J'ai trouvé ses ouvrages superbement résumés par Philippe Fabry dans ces fiches de lectures, que je reproduis afin de les sauvegarder :) La page contient également des extraits choisis.

"Le culte de la performance (1991), L'individu incertain (1995), La fatigue d'être soi (1998) : ces trois livres d'Alain Ehrenberg forment une suite, une vaste enquête sur l'individualisme contemporain, le changements des normes régissant vie publique et vie privée.


Résumé général

L'individualisme est souvent analysé comme un repli généralisé sur la vie privée. À travers ces trois ouvrages et à propos de sujets très variés, Alain Ehrenberg démontre qu'il s'agit plutôt de la généralisation d'une norme d'autonomie. Cette norme impose un changement des rapports entre privé et public, car l'autonomie exigée dans le domaine public prend ses appuis dans le domaine privé. Dans les deux domaines, privé et public, la réussite impose de plus en plus les mêmes outils : savoir communiquer, négocier, se motiver, gérer son temps…
Un thème central de cette recherche est celui de la fragilisation des individus, qui doivent se produire eux-mêmes dans un monde de plus en plus morcelé.
Le premier volet de cette enquête cherche à montrer comment la montée en puissance des valeurs de la concurrence économique et de la compétition sportive (Le culte de la performance) dans la société française, a "propulsé un individu-trajectoire à la conquête de son identité personnelle et de sa réussite sociale, sommé de se dépasser dans une aventure entrepreneuriale".
Le second volet décrit comment cette conquête s'accompagne de souffrances psychiques. Dans L'individu incertain, Alain Ehrenberg montre le prix de l'autonomie : une exigence accrue de responsabilité. "Enjoint de décider et d'agir en permanence dans sa vie privée comme professionnelle, l'individu conquérant [analysé dans Le culte de la performance] est en même temps un fardeau pour lui-même.
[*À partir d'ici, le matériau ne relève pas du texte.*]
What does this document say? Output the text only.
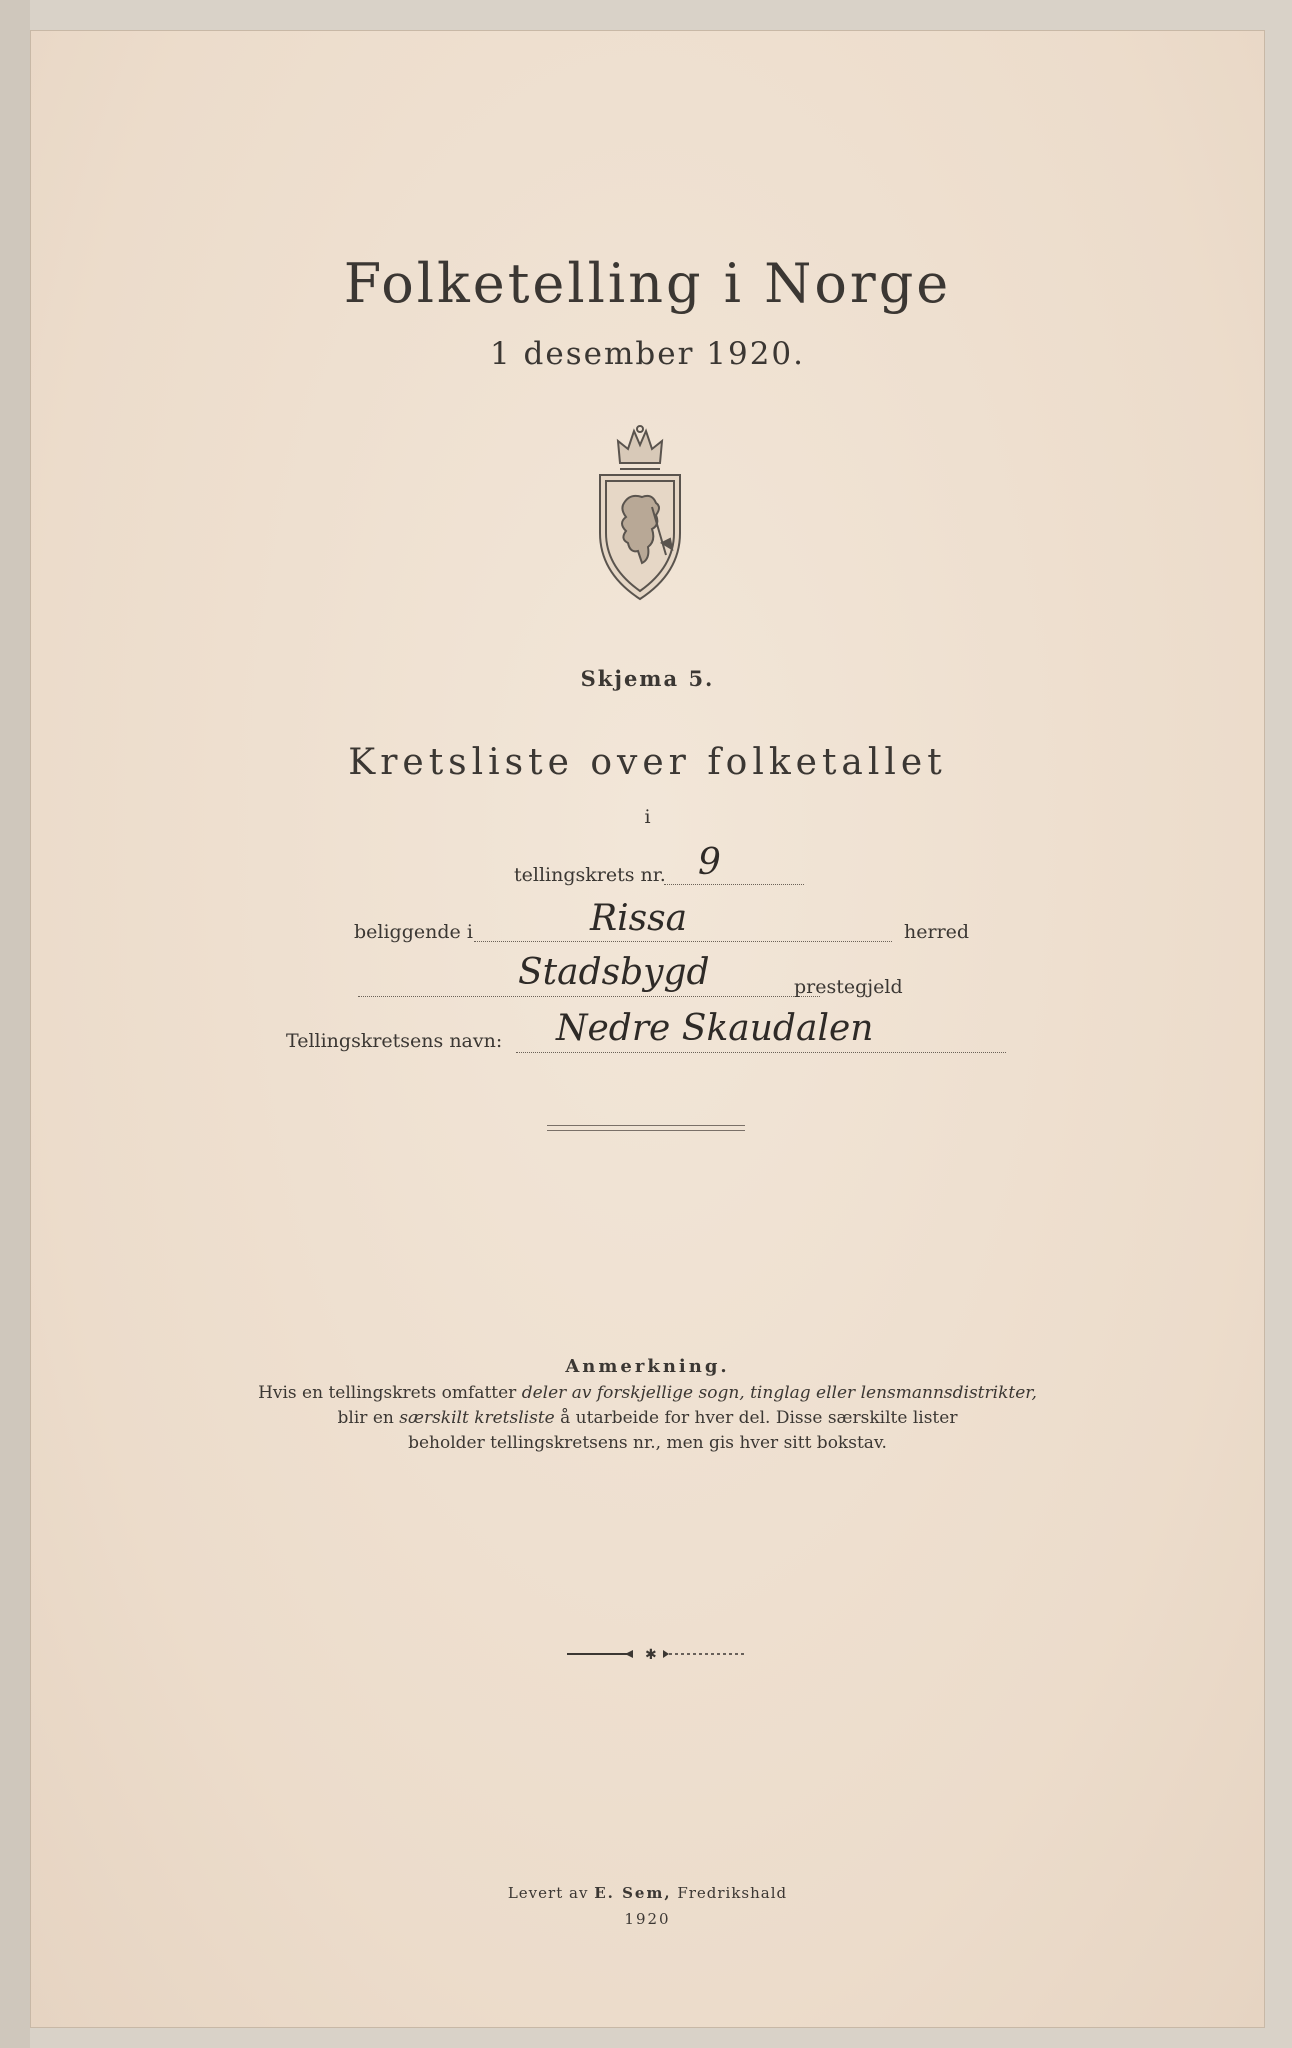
Folketelling i Norge
1 desember 1920.
Skjema 5.
Kretsliste over folketallet
i
tellingskrets nr. 9
beliggende i	Rissa	herred
Stadsbygd	prestegjeld
Tellingskretsens navn: Nedre Skaudalen
Anmerkning.
Hvis en tellingskrets omfatter deler av forskjellige sogn, tinglag eller lensmannsdistrikter,
blir en særskilt kretsliste å utarbeide for hver del. Disse særskilte lister
beholder tellingskretsens nr., men gis hver sitt bokstav.
✱
Levert av E. Sem, Fredrikshald
1920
Tendu entre conquête et souffrance, l'individualisme présente ainsi un double visage". Deux pratiques de masse illustrent cette problématique : la mise en scène de soi avec les programmes de télé-réalité, les débats où les vies ordinaires "se donnent en pâture", et les techniques d'action sur soi au travers des drogues et des psychotropes. Dans les deux cas, il s'agit de symptômes concernant des troubles de la capacité à agir.
Le troisième volet est une enquête sur l'évolution de la notion psychiatrique de dépression, avec le passage d'une dépression basée sur le conflit entre désirs et morale, le refoulement, l'interdit… à une dépression traduisant un manque d'énergie et de désir. La compétition sportive, la télé-réalité, les addictions ou la dépression, sont utilisés par Alain Ehrenberg comme analyseurs des mutations de l'identité et du rapport entre identité et action. À chaque fois sont croisées plusieurs approches : historique, anthropologique, sociologique, politique.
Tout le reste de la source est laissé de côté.